In any case, it can be said that it is an interesting development of the old short story.
I loved this audiobook story A Coin for the Ferryman by Megan Edwards. In this story, a team of scientists work to develop a time machine and are able to transport Julius Caeser just moments before his death in Rome. The characters really came to life for me, and I enjoyed the banter between Cassandra and Caeser as they were getting to know each other better. I also liked the little twist at the ending which seemed to indicate maybe it really did happen and wasn't just fictional. Very fun. I want to thank the author, the publisher, and Netgalley for giving me an advance copy of this audiobook, in return for an honest review.
"A Coin For a Ferryman" was a very interesting story. I found that the story started slowly but picked up fairly quickly. Based on time travel, I found it was intriguing and exciting. The narrator was good. I would recommend this to a person who enjoys a time travel type book.

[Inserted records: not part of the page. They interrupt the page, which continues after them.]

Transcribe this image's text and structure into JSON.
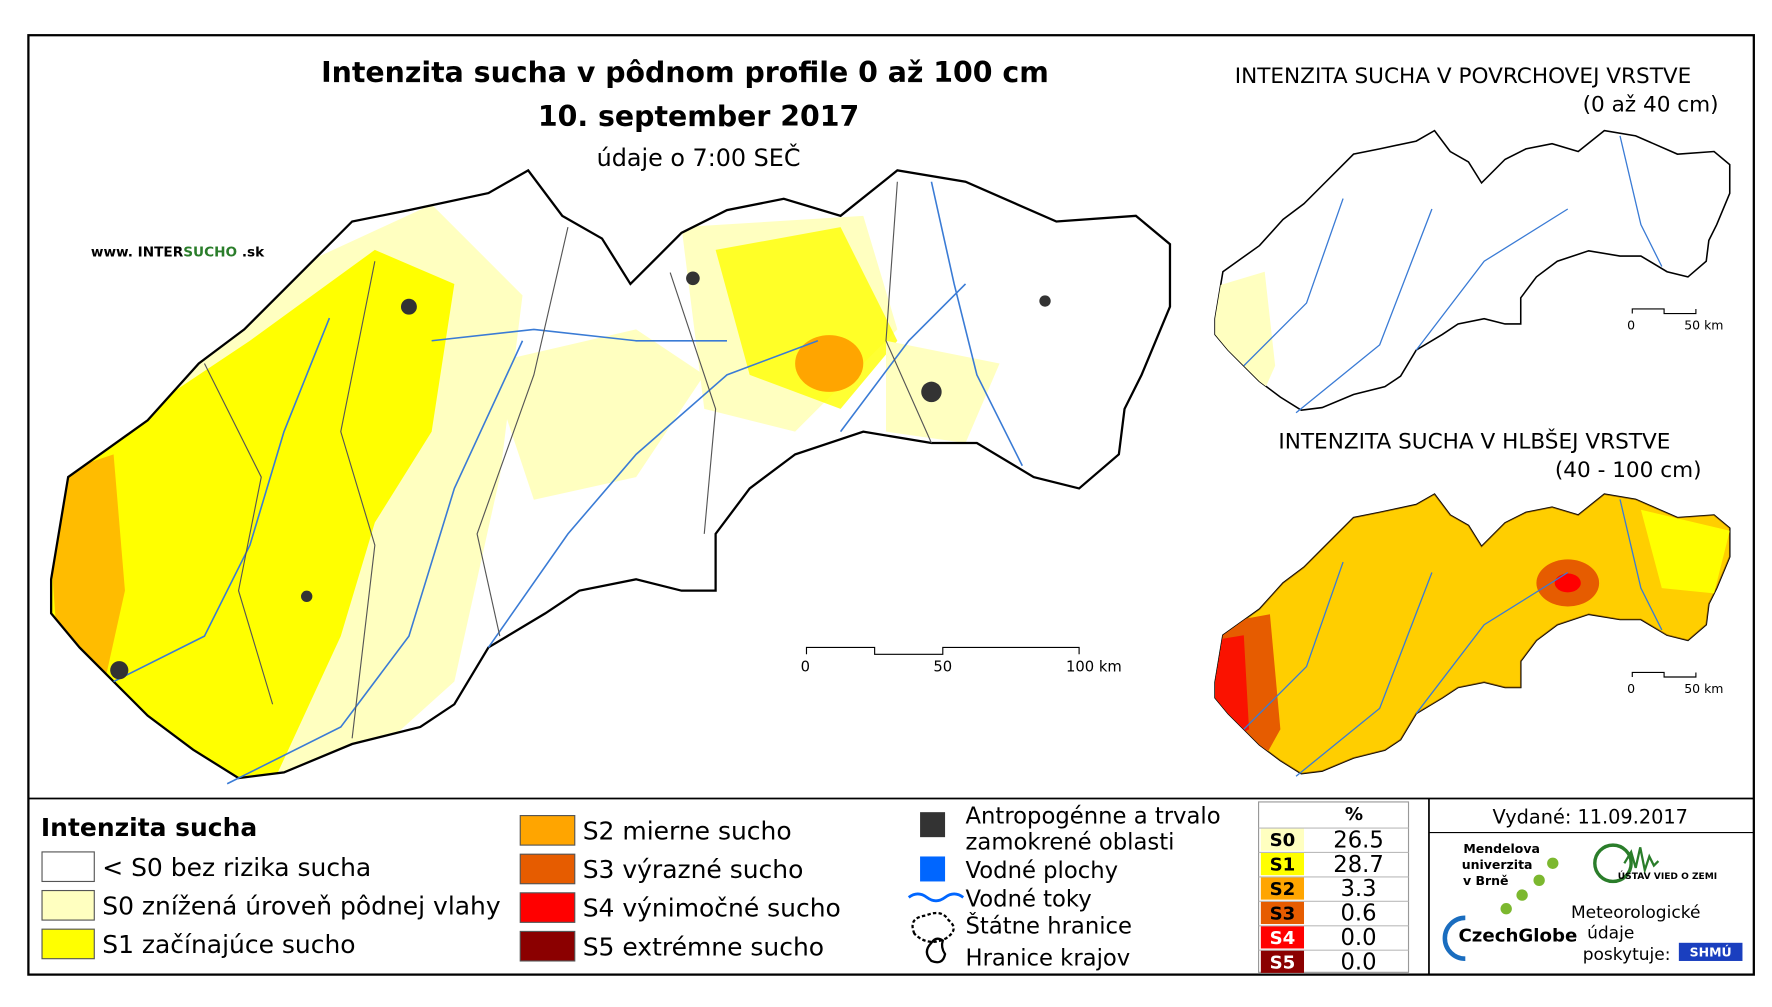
{
  "main_map": {
    "title": "Intenzita sucha v pôdnom profile 0 až 100 cm",
    "date": "10. september 2017",
    "subtitle": "údaje o 7:00 SEČ",
    "website": {
      "prefix": "www. INTER",
      "highlight": "SUCHO",
      "suffix": " .sk"
    },
    "scale_labels": [
      "0",
      "50",
      "100 km"
    ]
  },
  "inset_surface": {
    "title": "INTENZITA SUCHA V POVRCHOVEJ VRSTVE",
    "subtitle": "(0 až 40 cm)",
    "scale_labels": [
      "0",
      "50 km"
    ]
  },
  "inset_deep": {
    "title": "INTENZITA SUCHA V HLBŠEJ VRSTVE",
    "subtitle": "(40 - 100 cm)",
    "scale_labels": [
      "0",
      "50 km"
    ]
  },
  "legend": {
    "title": "Intenzita sucha",
    "classes": [
      {
        "label": "< S0 bez rizika sucha",
        "color": "#ffffff"
      },
      {
        "label": "S0 znížená úroveň pôdnej vlahy",
        "color": "#ffffc0"
      },
      {
        "label": "S1 začínajúce sucho",
        "color": "#ffff00"
      },
      {
        "label": "S2 mierne sucho",
        "color": "#ffa500"
      },
      {
        "label": "S3 výrazné sucho",
        "color": "#e65c00"
      },
      {
        "label": "S4 výnimočné sucho",
        "color": "#ff0000"
      },
      {
        "label": "S5 extrémne sucho",
        "color": "#8b0000"
      }
    ],
    "features": [
      {
        "lines": [
          "Antropogénne a trvalo",
          "zamokrené oblasti"
        ]
      },
      {
        "lines": [
          "Vodné plochy"
        ]
      },
      {
        "lines": [
          "Vodné toky"
        ]
      },
      {
        "lines": [
          "Štátne hranice"
        ]
      },
      {
        "lines": [
          "Hranice krajov"
        ]
      }
    ]
  },
  "stats": {
    "header": "%",
    "rows": [
      {
        "code": "S0",
        "value": "26.5",
        "color": "#ffffc0"
      },
      {
        "code": "S1",
        "value": "28.7",
        "color": "#ffff00"
      },
      {
        "code": "S2",
        "value": "3.3",
        "color": "#ffa500"
      },
      {
        "code": "S3",
        "value": "0.6",
        "color": "#e65c00"
      },
      {
        "code": "S4",
        "value": "0.0",
        "color": "#ff0000"
      },
      {
        "code": "S5",
        "value": "0.0",
        "color": "#8b0000"
      }
    ]
  },
  "footer": {
    "issued": "Vydané: 11.09.2017",
    "university": [
      "Mendelova",
      "univerzita",
      "v Brně"
    ],
    "czechglobe": "CzechGlobe",
    "institute": "ÚSTAV VIED O ZEMI",
    "provider": [
      "Meteorologické",
      "údaje",
      "poskytuje:"
    ],
    "shmu": "SHMÚ"
  }
}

Very clever plot. I like the idea of time travel but many times it doesn’t come off well in a book… too many details that it gets confusing and overwhelming or not enough that you’re asking questions. This book had none of those issues, it worked perfectly. I felt myself focusing so much on the plot and the characters that I didn’t even give much mind to the time travel “hows.” It all seemed so plausible!
The characters had interesting backgrounds/individual story lines that wove together well, they were appropriately likable and sleazy, and I found myself rooting for Cassandra, Caesar and Alex. I’ll admit my memory of history class left me with no feelings one way or another towards Julius Caesar, but now I’m interested to learn more!
Special kudos to the fun tie-in at the very beginning and end of the book.
Thank you NetGalley and Imbrifex Books for my advanced audio copy. Review has been shared to Goodreads, Amazon, and Barnes and Noble.